Terry Richardson and his mom / Terry Richardson
Bob Richardson, a notable and influential fashion photographer of the '60s and '70s, poses for Terry with both ease and discomfort. The elder Richardson, whose work has graced the pages of Harper's Bazaar and French, Italian and British Vogue, is pictured at turns as both handsome and confident as well as frail and guarded in Terry's photos. Bob suffered from schizophrenia, and in the book, Terry photographs various fragments of writing his father scrawled on the walls of his house, presenting these as "portraits." The most intimate views of Terry's relationship with Bob are captured in a separate series of written notes Bob made for Terry, one of which reads "I am the only one on this planet who wants nothing from you," and another, attached to an L.A. Times book review of a memoir dealing with the author's struggle with his father's mental illness, which says, "I hope that you are man enough to read this." From Terry's snapshots we get a view of Bob as proud father and troubled genius, all at once.

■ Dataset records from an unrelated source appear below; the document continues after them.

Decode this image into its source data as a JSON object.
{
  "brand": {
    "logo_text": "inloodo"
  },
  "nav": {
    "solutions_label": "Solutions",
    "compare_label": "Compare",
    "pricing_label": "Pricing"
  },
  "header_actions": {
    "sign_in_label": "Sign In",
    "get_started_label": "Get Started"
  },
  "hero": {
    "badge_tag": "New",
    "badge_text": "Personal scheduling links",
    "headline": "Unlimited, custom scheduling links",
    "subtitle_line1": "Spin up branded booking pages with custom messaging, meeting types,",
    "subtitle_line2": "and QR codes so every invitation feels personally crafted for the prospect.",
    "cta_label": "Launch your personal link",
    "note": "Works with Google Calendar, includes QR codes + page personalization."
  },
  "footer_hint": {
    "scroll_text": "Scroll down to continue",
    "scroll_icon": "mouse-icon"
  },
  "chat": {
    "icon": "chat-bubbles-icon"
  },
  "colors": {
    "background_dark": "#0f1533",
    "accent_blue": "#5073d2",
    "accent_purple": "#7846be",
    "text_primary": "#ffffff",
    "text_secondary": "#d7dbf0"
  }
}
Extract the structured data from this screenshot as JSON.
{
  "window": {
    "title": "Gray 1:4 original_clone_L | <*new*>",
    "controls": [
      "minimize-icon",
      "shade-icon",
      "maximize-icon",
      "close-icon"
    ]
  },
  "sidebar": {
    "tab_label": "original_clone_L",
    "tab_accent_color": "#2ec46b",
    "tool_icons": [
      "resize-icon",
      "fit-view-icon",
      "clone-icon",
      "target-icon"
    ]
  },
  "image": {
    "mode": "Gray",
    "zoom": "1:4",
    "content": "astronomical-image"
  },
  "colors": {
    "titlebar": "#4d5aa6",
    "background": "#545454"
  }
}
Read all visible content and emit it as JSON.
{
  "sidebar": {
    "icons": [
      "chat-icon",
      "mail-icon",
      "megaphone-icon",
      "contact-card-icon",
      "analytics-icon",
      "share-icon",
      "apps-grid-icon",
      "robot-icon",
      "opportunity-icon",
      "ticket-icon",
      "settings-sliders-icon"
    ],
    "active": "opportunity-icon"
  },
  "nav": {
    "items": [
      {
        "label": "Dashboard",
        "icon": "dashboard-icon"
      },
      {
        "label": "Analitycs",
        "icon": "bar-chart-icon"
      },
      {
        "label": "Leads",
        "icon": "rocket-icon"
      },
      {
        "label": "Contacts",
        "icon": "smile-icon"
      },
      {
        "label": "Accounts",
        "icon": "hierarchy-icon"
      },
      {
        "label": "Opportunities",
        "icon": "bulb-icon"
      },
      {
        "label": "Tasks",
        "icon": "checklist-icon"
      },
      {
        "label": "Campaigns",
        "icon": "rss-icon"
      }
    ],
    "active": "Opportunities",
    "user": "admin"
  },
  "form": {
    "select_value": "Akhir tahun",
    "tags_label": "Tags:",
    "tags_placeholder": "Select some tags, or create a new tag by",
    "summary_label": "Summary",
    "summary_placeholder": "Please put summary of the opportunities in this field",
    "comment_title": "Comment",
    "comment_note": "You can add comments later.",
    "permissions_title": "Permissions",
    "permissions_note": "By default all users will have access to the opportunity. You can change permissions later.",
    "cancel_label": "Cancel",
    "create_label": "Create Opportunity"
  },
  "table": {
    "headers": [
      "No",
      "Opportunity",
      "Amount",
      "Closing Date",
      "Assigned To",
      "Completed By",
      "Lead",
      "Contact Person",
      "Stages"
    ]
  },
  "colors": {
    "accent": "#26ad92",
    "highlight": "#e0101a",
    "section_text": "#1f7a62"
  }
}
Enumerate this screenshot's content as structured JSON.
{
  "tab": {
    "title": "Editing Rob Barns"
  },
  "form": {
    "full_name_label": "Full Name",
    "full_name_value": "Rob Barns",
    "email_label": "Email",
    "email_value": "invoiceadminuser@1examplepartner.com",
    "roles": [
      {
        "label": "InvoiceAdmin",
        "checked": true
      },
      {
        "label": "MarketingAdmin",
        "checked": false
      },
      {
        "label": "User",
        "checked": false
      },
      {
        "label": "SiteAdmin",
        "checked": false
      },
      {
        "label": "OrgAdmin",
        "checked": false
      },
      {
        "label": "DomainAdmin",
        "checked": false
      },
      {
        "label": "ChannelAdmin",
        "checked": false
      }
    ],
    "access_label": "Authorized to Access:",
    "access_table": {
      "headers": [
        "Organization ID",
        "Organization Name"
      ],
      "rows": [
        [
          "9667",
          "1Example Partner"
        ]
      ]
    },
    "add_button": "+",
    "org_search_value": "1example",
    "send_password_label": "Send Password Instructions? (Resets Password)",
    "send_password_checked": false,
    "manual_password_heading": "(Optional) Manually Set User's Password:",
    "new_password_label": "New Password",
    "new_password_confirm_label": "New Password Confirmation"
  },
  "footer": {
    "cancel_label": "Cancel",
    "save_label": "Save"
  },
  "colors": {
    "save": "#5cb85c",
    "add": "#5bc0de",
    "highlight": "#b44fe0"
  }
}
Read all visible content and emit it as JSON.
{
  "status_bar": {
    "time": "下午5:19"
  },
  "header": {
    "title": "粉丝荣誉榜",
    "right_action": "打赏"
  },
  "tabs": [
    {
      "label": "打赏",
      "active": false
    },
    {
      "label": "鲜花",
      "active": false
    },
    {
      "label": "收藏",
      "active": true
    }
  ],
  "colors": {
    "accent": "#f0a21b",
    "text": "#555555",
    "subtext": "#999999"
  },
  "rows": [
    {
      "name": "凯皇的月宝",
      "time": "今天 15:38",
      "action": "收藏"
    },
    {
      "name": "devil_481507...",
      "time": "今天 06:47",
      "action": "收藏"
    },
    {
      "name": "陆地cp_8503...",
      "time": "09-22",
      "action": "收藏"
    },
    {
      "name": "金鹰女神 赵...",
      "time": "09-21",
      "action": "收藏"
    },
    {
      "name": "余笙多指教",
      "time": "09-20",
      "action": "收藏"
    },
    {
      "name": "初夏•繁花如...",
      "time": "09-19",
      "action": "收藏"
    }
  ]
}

It is as if Terry shot his father in black and white and then switched to color film for Mom's book, as the tone of this volume is decidedly lighter. Opening with a shot of her offering Terry a rose, the book commences with this smiling and smoking Bohemian lady, who is both missing a few teeth as well as sensation through a portion of her body due to an accident. She comes across here as the same versatile model for her son as she was for his father many years ago. She is not named in the book, and is often simply referred to as "Terry's Mom." Terry's camera invites us into her eclectic and cluttered home where she lives with partner Jackie Lomax in freedom and debauchery. Terry documents his mother constantly puffing away on a cigarette (in one photo he tenderly reaches out from behind the camera to light it for her). Tiny and frail, she is photographed cradling her celebrity son on her lap, and fearlessly flips off the camera in another shot, in which Terry's book, "Terryworld," is visibly leaned against a chair next to her on the floor. Mom is rarely seen without a smile but it is clear that she is close with her son, not even afraid to bare her breasts for the camera -- although this portrait doesn't come off as exploitative, but instead just a portrait of Mom au naturel.
The fact that Terry has separated his collection into two volumes, one for each parent, is a revealing clue as to just how different each world is. While Terry has in some ways followed in his father's footsteps, we are shown how delicate Bob's existence was in his later years compared with his mother's abundant energy, evident in Terry's own photographic work for magazines. When Terry himself appears in front of the camera, as he often does, qualities of both parents' smile are seen in his own (although Bob only really smiles once in the entire volume). Ultimately, we're not sure if "MOM & DAD" makes Richardson himself as vulnerable as it seems to set out to do, but there is certainly a lot learned by flipping through this odd family photo album turned art experiment -- there's no lack of love in this strange bunch.